Von Thomas Molke / Fotos von Bettina Stöß

Nach Romeo und Julia - Die Geburt der Sehnsucht vor drei Jahren hat sich Xin Peng Wang zusammen mit seinem Dramaturgen Christian Baier erneut einem Handlungsballett gewidmet, das auf einer Vorlage des großen englischen Dramatikers basiert. Während aber bei Romeo und Julia die musikalische Vorlage von Prokofjew verwendet wurde - auch wenn man dem dort vorliegenden Libretto nicht folgte, sondern unter dem Untertitel Die Geburt der Sehnsucht eine ganz eigene Kreation schaffte -, entschieden sich Xin Peng Wang und Christian Baier, für diesen Ballettabend die Musik selbst zusammenzustellen, um ihrer Idee der Auseinandersetzung mit existenziellen Befindlichkeiten des 21. Jahrhunderts gerecht zu werden.
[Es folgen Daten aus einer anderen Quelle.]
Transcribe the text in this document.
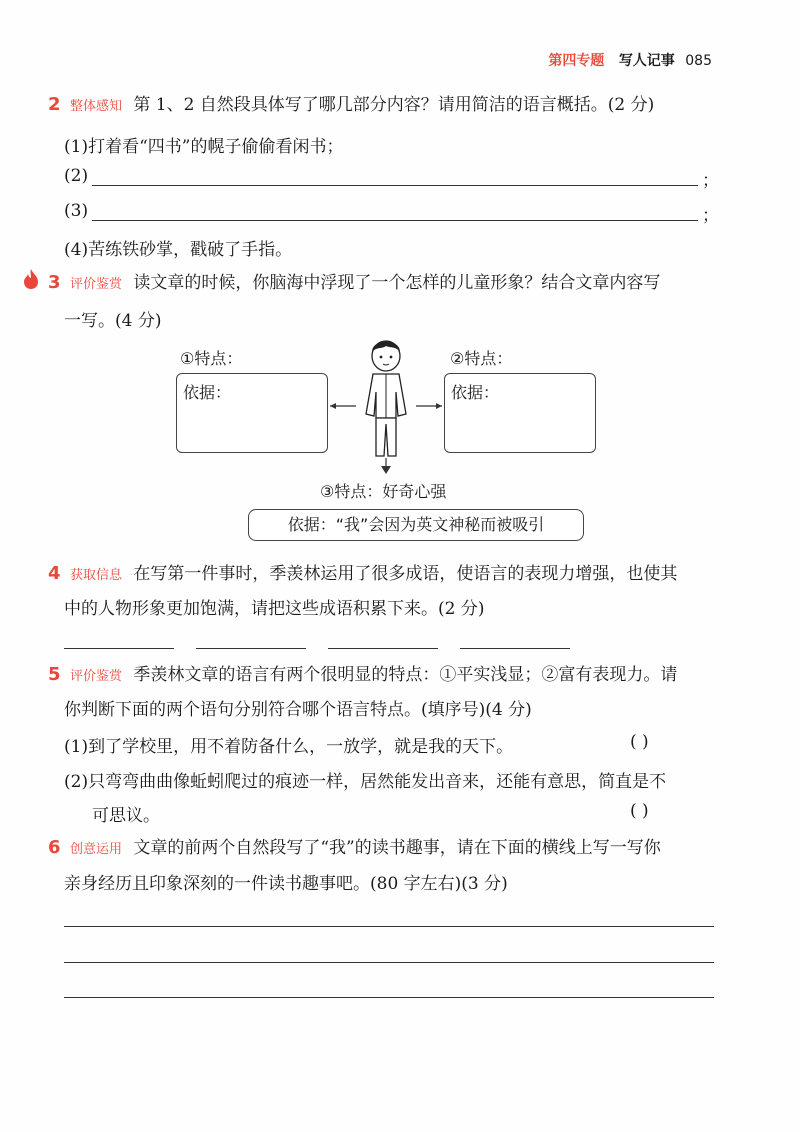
第四专题 写人记事 085
2 整体感知 第 1、2 自然段具体写了哪几部分内容？请用简洁的语言概括。(2 分)
(1)打着看“四书”的幌子偷偷看闲书；
(2)	；
(3)	；
(4)苦练铁砂掌，戳破了手指。
3 评价鉴赏 读文章的时候，你脑海中浮现了一个怎样的儿童形象？结合文章内容写
一写。(4 分)
①特点：
依据：
②特点：
依据：
③特点：好奇心强
依据：“我”会因为英文神秘而被吸引
4 获取信息 在写第一件事时，季羡林运用了很多成语，使语言的表现力增强，也使其
中的人物形象更加饱满，请把这些成语积累下来。(2 分)
5 评价鉴赏 季羡林文章的语言有两个很明显的特点：①平实浅显；②富有表现力。请
你判断下面的两个语句分别符合哪个语言特点。(填序号)(4 分)
(1)到了学校里，用不着防备什么，一放学，就是我的天下。	( )
(2)只弯弯曲曲像蚯蚓爬过的痕迹一样，居然能发出音来，还能有意思，简直是不
可思议。	( )
6 创意运用 文章的前两个自然段写了“我”的读书趣事，请在下面的横线上写一写你
亲身经历且印象深刻的一件读书趣事吧。(80 字左右)(3 分)
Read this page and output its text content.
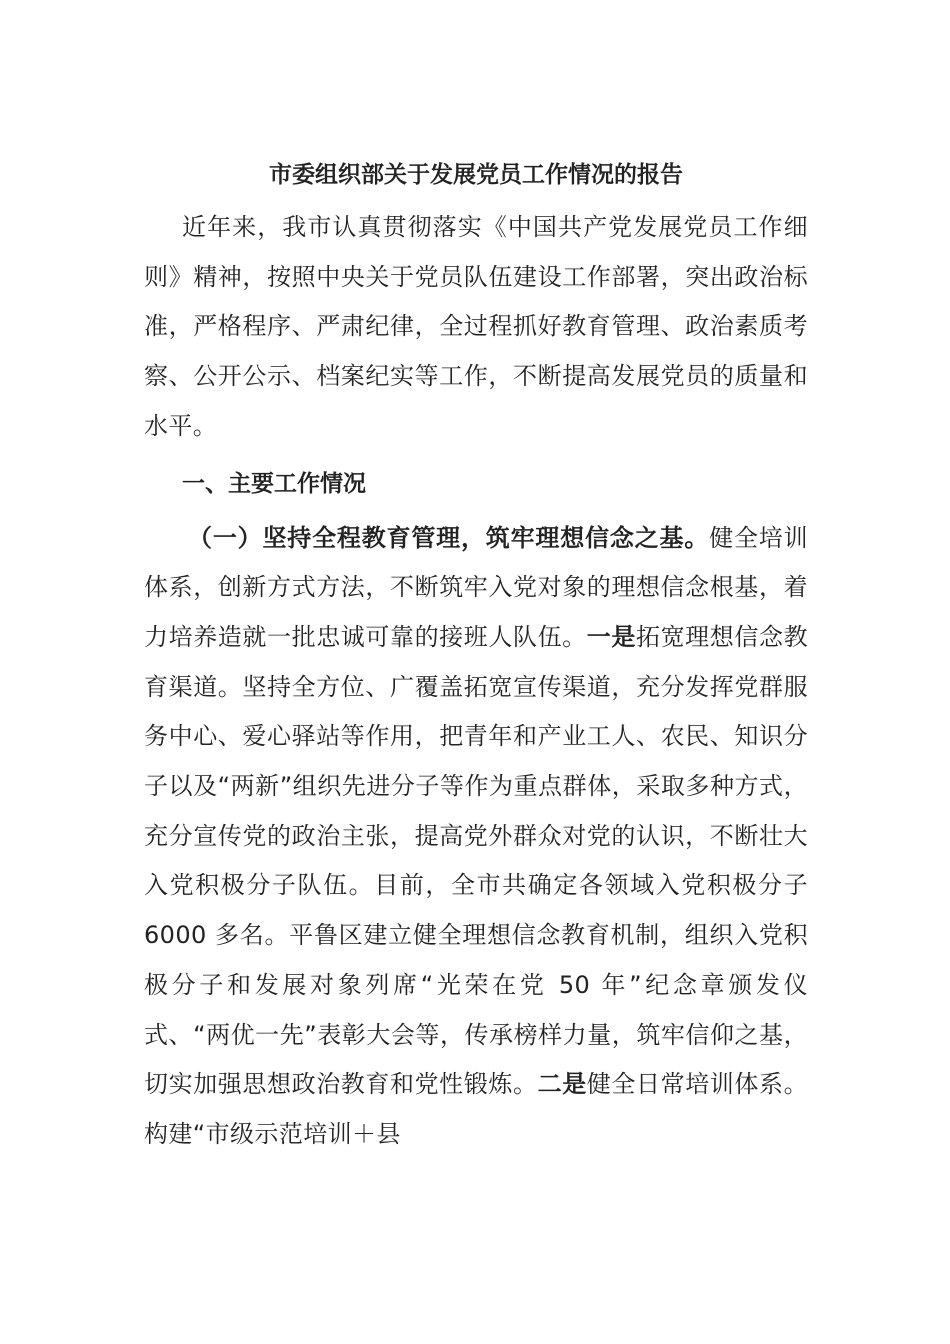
市委组织部关于发展党员工作情况的报告

近年来，我市认真贯彻落实《中国共产党发展党员工作细则》精神，按照中央关于党员队伍建设工作部署，突出政治标准，严格程序、严肃纪律，全过程抓好教育管理、政治素质考察、公开公示、档案纪实等工作，不断提高发展党员的质量和水平。

一、主要工作情况

（一）坚持全程教育管理，筑牢理想信念之基。健全培训体系，创新方式方法，不断筑牢入党对象的理想信念根基，着力培养造就一批忠诚可靠的接班人队伍。一是拓宽理想信念教育渠道。坚持全方位、广覆盖拓宽宣传渠道，充分发挥党群服务中心、爱心驿站等作用，把青年和产业工人、农民、知识分子以及“两新”组织先进分子等作为重点群体，采取多种方式，充分宣传党的政治主张，提高党外群众对党的认识，不断壮大入党积极分子队伍。目前，全市共确定各领域入党积极分子 6000 多名。平鲁区建立健全理想信念教育机制，组织入党积极分子和发展对象列席“光荣在党 50 年”纪念章颁发仪式、“两优一先”表彰大会等，传承榜样力量，筑牢信仰之基，切实加强思想政治教育和党性锻炼。二是健全日常培训体系。构建“市级示范培训＋县
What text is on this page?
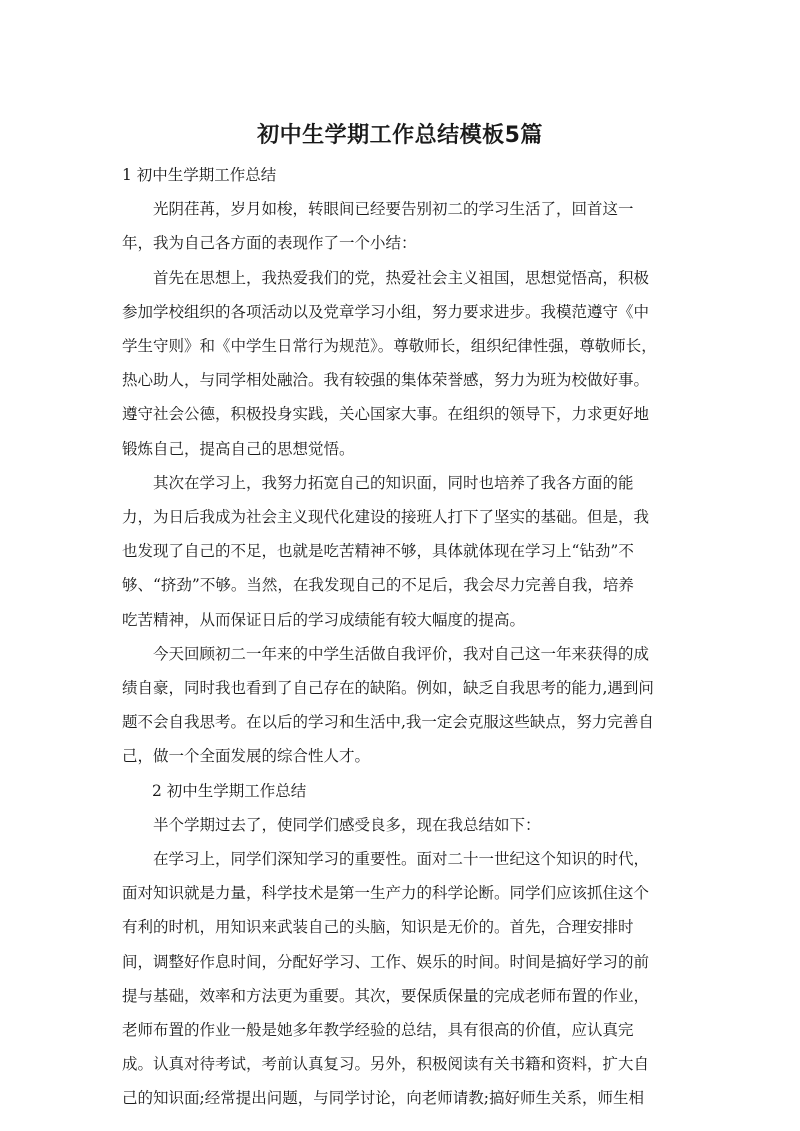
初中生学期工作总结模板5篇
1 初中生学期工作总结
光阴荏苒，岁月如梭，转眼间已经要告别初二的学习生活了，回首这一
年，我为自己各方面的表现作了一个小结：
首先在思想上，我热爱我们的党，热爱社会主义祖国，思想觉悟高，积极
参加学校组织的各项活动以及党章学习小组，努力要求进步。我模范遵守《中
学生守则》和《中学生日常行为规范》。尊敬师长，组织纪律性强，尊敬师长，
热心助人，与同学相处融洽。我有较强的集体荣誉感，努力为班为校做好事。
遵守社会公德，积极投身实践，关心国家大事。在组织的领导下，力求更好地
锻炼自己，提高自己的思想觉悟。
其次在学习上，我努力拓宽自己的知识面，同时也培养了我各方面的能
力，为日后我成为社会主义现代化建设的接班人打下了坚实的基础。但是，我
也发现了自己的不足，也就是吃苦精神不够，具体就体现在学习上“钻劲”不
够、“挤劲”不够。当然，在我发现自己的不足后，我会尽力完善自我，培养
吃苦精神，从而保证日后的学习成绩能有较大幅度的提高。
今天回顾初二一年来的中学生活做自我评价，我对自己这一年来获得的成
绩自豪，同时我也看到了自己存在的缺陷。例如，缺乏自我思考的能力,遇到问
题不会自我思考。在以后的学习和生活中,我一定会克服这些缺点，努力完善自
己，做一个全面发展的综合性人才。
2 初中生学期工作总结
半个学期过去了，使同学们感受良多，现在我总结如下：
在学习上，同学们深知学习的重要性。面对二十一世纪这个知识的时代，
面对知识就是力量，科学技术是第一生产力的科学论断。同学们应该抓住这个
有利的时机，用知识来武装自己的头脑，知识是无价的。首先，合理安排时
间，调整好作息时间，分配好学习、工作、娱乐的时间。时间是搞好学习的前
提与基础，效率和方法更为重要。其次，要保质保量的完成老师布置的作业，
老师布置的作业一般是她多年教学经验的总结，具有很高的价值，应认真完
成。认真对待考试，考前认真复习。另外，积极阅读有关书籍和资料，扩大自
己的知识面;经常提出问题，与同学讨论，向老师请教;搞好师生关系，师生相
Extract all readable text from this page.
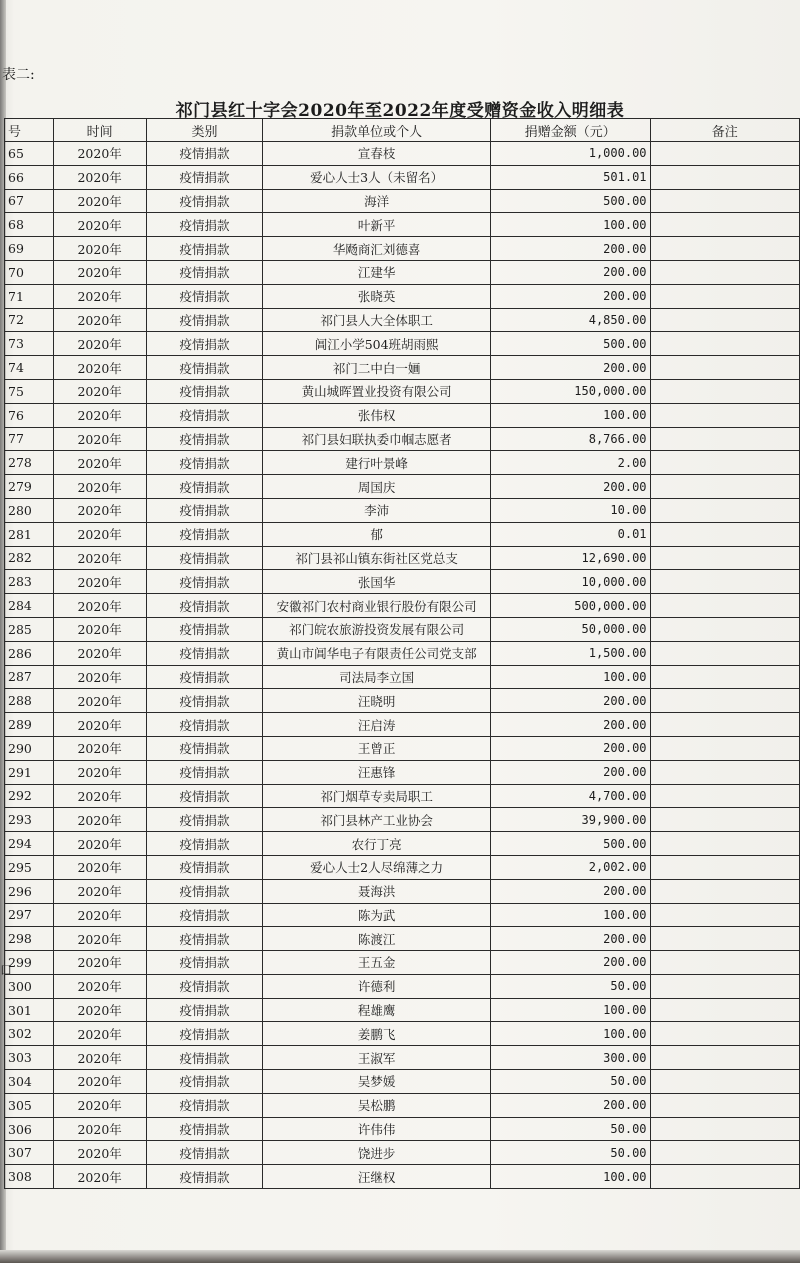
表二:
祁门县红十字会2020年至2022年度受赠资金收入明细表
口
号	时间	类别	捐款单位或个人	捐赠金额（元）	备注
65	2020年	疫情捐款	宣春枝	1,000.00	
66	2020年	疫情捐款	爱心人士3人（未留名）	501.01	
67	2020年	疫情捐款	海洋	500.00	
68	2020年	疫情捐款	叶新平	100.00	
69	2020年	疫情捐款	华飏商汇刘德喜	200.00	
70	2020年	疫情捐款	江建华	200.00	
71	2020年	疫情捐款	张晓英	200.00	
72	2020年	疫情捐款	祁门县人大全体职工	4,850.00	
73	2020年	疫情捐款	阊江小学504班胡雨熙	500.00	
74	2020年	疫情捐款	祁门二中白一婳	200.00	
75	2020年	疫情捐款	黄山城晖置业投资有限公司	150,000.00	
76	2020年	疫情捐款	张伟权	100.00	
77	2020年	疫情捐款	祁门县妇联执委巾帼志愿者	8,766.00	
278	2020年	疫情捐款	建行叶景峰	2.00	
279	2020年	疫情捐款	周国庆	200.00	
280	2020年	疫情捐款	李沛	10.00	
281	2020年	疫情捐款	郁	0.01	
282	2020年	疫情捐款	祁门县祁山镇东街社区党总支	12,690.00	
283	2020年	疫情捐款	张国华	10,000.00	
284	2020年	疫情捐款	安徽祁门农村商业银行股份有限公司	500,000.00	
285	2020年	疫情捐款	祁门皖农旅游投资发展有限公司	50,000.00	
286	2020年	疫情捐款	黄山市阊华电子有限责任公司党支部	1,500.00	
287	2020年	疫情捐款	司法局李立国	100.00	
288	2020年	疫情捐款	汪晓明	200.00	
289	2020年	疫情捐款	汪启涛	200.00	
290	2020年	疫情捐款	王曾正	200.00	
291	2020年	疫情捐款	汪惠锋	200.00	
292	2020年	疫情捐款	祁门烟草专卖局职工	4,700.00	
293	2020年	疫情捐款	祁门县林产工业协会	39,900.00	
294	2020年	疫情捐款	农行丁亮	500.00	
295	2020年	疫情捐款	爱心人士2人尽绵薄之力	2,002.00	
296	2020年	疫情捐款	聂海洪	200.00	
297	2020年	疫情捐款	陈为武	100.00	
298	2020年	疫情捐款	陈渡江	200.00	
299	2020年	疫情捐款	王五金	200.00	
300	2020年	疫情捐款	许德利	50.00	
301	2020年	疫情捐款	程雄鹰	100.00	
302	2020年	疫情捐款	姜鹏飞	100.00	
303	2020年	疫情捐款	王淑军	300.00	
304	2020年	疫情捐款	吴梦媛	50.00	
305	2020年	疫情捐款	吴松鹏	200.00	
306	2020年	疫情捐款	许伟伟	50.00	
307	2020年	疫情捐款	饶进步	50.00	
308	2020年	疫情捐款	汪继权	100.00	
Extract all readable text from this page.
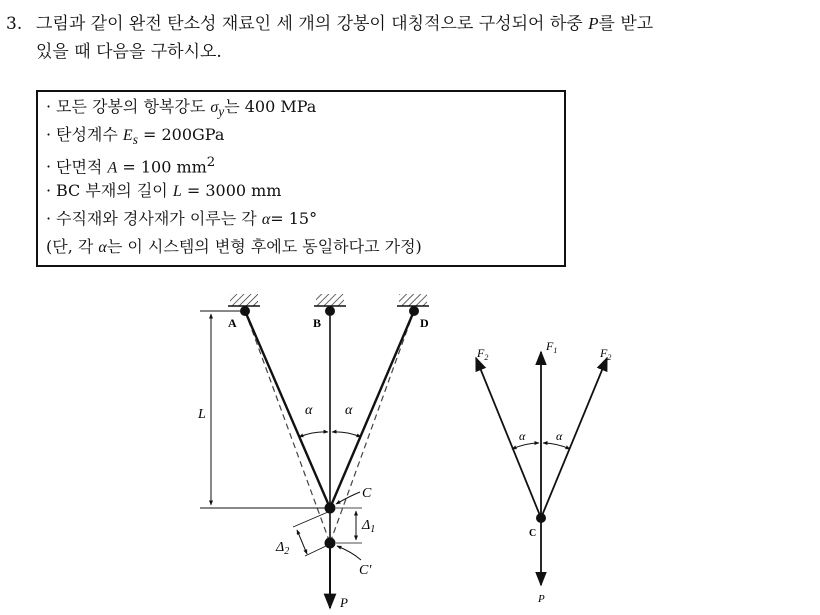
3. 그림과 같이 완전 탄소성 재료인 세 개의 강봉이 대칭적으로 구성되어 하중 P를 받고
있을 때 다음을 구하시오.
· 모든 강봉의 항복강도 $\sigma_y$는 400 MPa
· 탄성계수 $E_s = 200GPa$
· 단면적 A = 100 $mm^2$
· BC 부재의 길이 L = 3000 mm
· 수직재와 경사재가 이루는 각 α= 15°
(단, 각 α는 이 시스템의 변형 후에도 동일하다고 가정)
A	B	D
L	α α
C
C′
$\Delta_1$
$\Delta_2$
P
α	α
$F_2$
$F_1$	$F_2$
C
P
Die Wahl fiel dabei auf den estnischen Komponisten Arvo Pärt, was in doppelter Hinsicht überraschte. Zum einen wirkt es auf den ersten Blick beinahe unmöglich, dieses wortgewaltigste Stück Shakespeares mit der doch sehr abstrakten Musik, die sich zwischen archaischen Klangwelten und filigranen melodischen Schwebezuständen bewegt und so nicht eindeutig zuordnen lässt, zu untermalen, zumal man mit dem Tanz ja die wortloseste Ausdrucksform gewählt hat. Zum anderen ist es das erste Mal, dass ein komplettes Handlungsballett mit Musik dieses Komponisten unterlegt wird, was den einen oder anderen an Tschaikowskys emotionale Klänge gewöhnten Liebhaber des Handlungsballetts durchaus skeptisch machen könnte. Aber auch diesen Anhängern sei versichert: Xin Peng Wangs Konzept geht auf, und heraus kommt ein ganz großer Ballettabend, der eine sehr bewegende Geschichte erzählt.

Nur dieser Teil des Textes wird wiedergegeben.